Another foodie simul-blog with the Desperado Penguin. Next time we need a title that doesn’t make me so hungry, Jess!

As a non-fiction title, this counts for the Dewey Decimal Challenge. Thanks to Jen at The Introverted Reader for hosting!

*I do share a lot of vegetarian and vegan recipes, but I hope I’ve always made it clear that I do eat a small amount of meat and fish. In fact, since I don’t eat a lot of meat, I go out of my way to enjoy what I do eat, by making sure it’s of high quality (usually organic) and sustainable, which is why this book was so interesting to me.

**An America
n pig breed that is apparently related to the original pigs left by the Spanish conquistadors and early missionaries. And also apparently, as Alton Brown might say, good eats.

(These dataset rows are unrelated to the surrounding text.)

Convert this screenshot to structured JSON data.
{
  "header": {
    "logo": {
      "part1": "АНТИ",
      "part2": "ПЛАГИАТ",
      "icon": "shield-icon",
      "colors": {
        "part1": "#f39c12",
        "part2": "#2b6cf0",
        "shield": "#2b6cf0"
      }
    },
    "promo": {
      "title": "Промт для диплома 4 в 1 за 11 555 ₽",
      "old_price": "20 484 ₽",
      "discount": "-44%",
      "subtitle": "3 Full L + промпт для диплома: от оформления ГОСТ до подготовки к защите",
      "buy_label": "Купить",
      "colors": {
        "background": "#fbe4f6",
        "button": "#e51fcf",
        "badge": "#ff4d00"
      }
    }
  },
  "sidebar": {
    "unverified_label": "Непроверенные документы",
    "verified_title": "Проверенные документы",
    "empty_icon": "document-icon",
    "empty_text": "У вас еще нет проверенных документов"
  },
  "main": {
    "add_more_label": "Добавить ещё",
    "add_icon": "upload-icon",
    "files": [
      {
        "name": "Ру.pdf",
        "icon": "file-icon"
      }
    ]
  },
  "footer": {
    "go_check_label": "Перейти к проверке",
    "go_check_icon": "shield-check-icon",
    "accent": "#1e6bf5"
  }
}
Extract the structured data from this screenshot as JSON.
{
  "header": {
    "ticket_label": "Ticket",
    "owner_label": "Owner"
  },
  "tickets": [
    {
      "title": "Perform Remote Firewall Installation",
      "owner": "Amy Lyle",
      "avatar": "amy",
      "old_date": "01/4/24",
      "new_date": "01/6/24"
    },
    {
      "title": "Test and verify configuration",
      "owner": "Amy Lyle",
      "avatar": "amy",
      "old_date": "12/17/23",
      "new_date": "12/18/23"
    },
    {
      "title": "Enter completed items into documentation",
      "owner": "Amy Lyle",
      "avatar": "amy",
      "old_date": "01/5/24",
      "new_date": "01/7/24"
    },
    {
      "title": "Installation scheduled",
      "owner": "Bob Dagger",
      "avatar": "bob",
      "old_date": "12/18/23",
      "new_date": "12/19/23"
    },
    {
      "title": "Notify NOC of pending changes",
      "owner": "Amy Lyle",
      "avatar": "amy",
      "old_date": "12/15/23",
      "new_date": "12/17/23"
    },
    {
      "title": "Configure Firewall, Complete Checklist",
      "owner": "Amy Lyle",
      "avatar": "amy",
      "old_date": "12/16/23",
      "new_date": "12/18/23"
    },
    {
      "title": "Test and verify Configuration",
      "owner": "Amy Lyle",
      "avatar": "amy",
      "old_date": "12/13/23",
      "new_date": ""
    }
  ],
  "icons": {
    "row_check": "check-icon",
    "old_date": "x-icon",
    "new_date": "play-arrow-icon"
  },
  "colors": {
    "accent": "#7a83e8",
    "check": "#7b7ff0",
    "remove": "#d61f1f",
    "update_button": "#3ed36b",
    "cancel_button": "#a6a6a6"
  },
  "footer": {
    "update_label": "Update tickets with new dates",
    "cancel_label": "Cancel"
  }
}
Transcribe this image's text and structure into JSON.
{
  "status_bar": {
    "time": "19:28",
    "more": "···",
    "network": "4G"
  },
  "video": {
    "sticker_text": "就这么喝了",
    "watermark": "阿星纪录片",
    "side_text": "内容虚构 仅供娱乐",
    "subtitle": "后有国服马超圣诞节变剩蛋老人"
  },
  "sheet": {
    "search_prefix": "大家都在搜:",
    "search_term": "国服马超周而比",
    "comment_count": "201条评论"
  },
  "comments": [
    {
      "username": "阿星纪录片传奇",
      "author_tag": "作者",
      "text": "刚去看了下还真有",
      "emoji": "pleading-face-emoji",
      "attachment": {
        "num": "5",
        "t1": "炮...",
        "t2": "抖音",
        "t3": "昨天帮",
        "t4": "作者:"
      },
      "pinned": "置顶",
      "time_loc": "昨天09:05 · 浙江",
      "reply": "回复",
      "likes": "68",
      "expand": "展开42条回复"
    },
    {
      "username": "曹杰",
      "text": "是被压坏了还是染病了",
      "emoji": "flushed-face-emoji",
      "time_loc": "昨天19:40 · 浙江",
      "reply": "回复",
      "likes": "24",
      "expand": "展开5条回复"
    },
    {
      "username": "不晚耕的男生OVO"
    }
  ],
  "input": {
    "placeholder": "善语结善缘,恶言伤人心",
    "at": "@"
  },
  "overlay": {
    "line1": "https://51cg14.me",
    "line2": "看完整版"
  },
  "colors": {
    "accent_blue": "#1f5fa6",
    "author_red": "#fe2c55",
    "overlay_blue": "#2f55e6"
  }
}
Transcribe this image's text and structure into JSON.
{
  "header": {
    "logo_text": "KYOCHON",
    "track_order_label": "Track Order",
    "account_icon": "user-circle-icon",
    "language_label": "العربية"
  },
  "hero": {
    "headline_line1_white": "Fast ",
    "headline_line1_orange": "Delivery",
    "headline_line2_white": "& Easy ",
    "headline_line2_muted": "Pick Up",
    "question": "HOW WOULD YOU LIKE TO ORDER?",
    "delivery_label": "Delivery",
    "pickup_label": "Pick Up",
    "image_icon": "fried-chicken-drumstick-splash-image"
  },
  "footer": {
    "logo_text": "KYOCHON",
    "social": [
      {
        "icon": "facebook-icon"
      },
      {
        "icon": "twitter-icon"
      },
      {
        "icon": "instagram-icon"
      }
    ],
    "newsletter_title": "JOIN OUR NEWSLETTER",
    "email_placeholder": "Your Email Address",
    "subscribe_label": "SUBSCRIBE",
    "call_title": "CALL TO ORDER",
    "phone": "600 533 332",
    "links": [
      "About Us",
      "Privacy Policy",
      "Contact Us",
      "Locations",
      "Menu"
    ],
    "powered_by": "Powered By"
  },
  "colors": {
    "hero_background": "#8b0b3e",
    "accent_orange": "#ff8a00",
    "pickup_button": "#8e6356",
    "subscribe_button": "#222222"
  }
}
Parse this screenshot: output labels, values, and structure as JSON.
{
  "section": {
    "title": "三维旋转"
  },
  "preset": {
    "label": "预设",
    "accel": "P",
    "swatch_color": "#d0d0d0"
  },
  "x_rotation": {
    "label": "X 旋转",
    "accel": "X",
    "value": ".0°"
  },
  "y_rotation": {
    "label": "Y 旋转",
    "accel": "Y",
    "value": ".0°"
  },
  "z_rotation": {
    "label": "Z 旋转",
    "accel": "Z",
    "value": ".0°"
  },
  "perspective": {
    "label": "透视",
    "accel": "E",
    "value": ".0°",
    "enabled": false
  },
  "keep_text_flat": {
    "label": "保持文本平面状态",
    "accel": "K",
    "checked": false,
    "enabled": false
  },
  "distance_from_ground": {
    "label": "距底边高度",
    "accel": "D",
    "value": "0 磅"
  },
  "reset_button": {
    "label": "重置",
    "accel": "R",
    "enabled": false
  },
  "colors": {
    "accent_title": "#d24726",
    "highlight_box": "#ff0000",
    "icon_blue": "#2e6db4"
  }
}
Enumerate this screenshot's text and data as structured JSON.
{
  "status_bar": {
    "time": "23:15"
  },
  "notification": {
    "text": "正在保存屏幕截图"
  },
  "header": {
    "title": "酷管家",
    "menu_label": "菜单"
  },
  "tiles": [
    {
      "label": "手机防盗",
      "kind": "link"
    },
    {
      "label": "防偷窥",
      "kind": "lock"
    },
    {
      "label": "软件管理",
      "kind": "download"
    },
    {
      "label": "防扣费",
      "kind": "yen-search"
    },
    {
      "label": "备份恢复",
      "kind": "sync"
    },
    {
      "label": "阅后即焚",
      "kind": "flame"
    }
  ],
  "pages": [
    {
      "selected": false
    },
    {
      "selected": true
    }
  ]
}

  1. I'm not a huge fan of pork (unless it's bacon), so I don't think I'll be reading this, but I'm glad you got something out of it! My husband is amazed that from our trip to Spain, my favorite story is talking about the "disgusting" pig legs hanging over the bar counters. He was in heaven, I was trying not to look! That was a little too much of a reminder about where my food actually comes from!

  2. You got more out of this one than me - I was going to apologize for suggesting it! But I see you had some of the same complaints I did about it. You pick the next title! And if you want great pork, Niman Ranch is always good if you can get it, and DON'T MISS Snake River farms either (they mail-order!)

  3. Hi!
    I've been wanting to read this book. Thanks for the heads up on it. I have read all of Michael Pollen's books and have enjoyed them. Thanks for stopping by my place. Have a great day!

    Just Books

  4. This does sound like a fascinating book. I do think a list of resources would have made a great addition. I try to be a careful consumer and have been lucky enough to discover a small, organic farmer near me, but not everyone is.

  5. Jen -- My children still talk about El Museo de Jamon in Madrid -- they thought it was the most amazing concept ever, so I totally understand your fascination!

    Jess -- I didn't love it, but I was certainly sympathetic. I agree with your review -- the writing was flat. If only he'd managed to make the Ossabaw story more critical, somehow!

    Sherrie -- I think I may finally join the Foodie Challenge. I noticed it again on your site, and I read so many food titles and cookbooks anyway, I thought I should just do it.

    Bermudaonion -- You really are lucky. We've been looking, and there is one farm close to here. I hope to talk my husband into a freezer this summer!

  6. Well I love bacon so I think I need to read this!

  7. Amused -- Bacon is probably the main reason I could never commit to being a vegetarian, I have to admit it.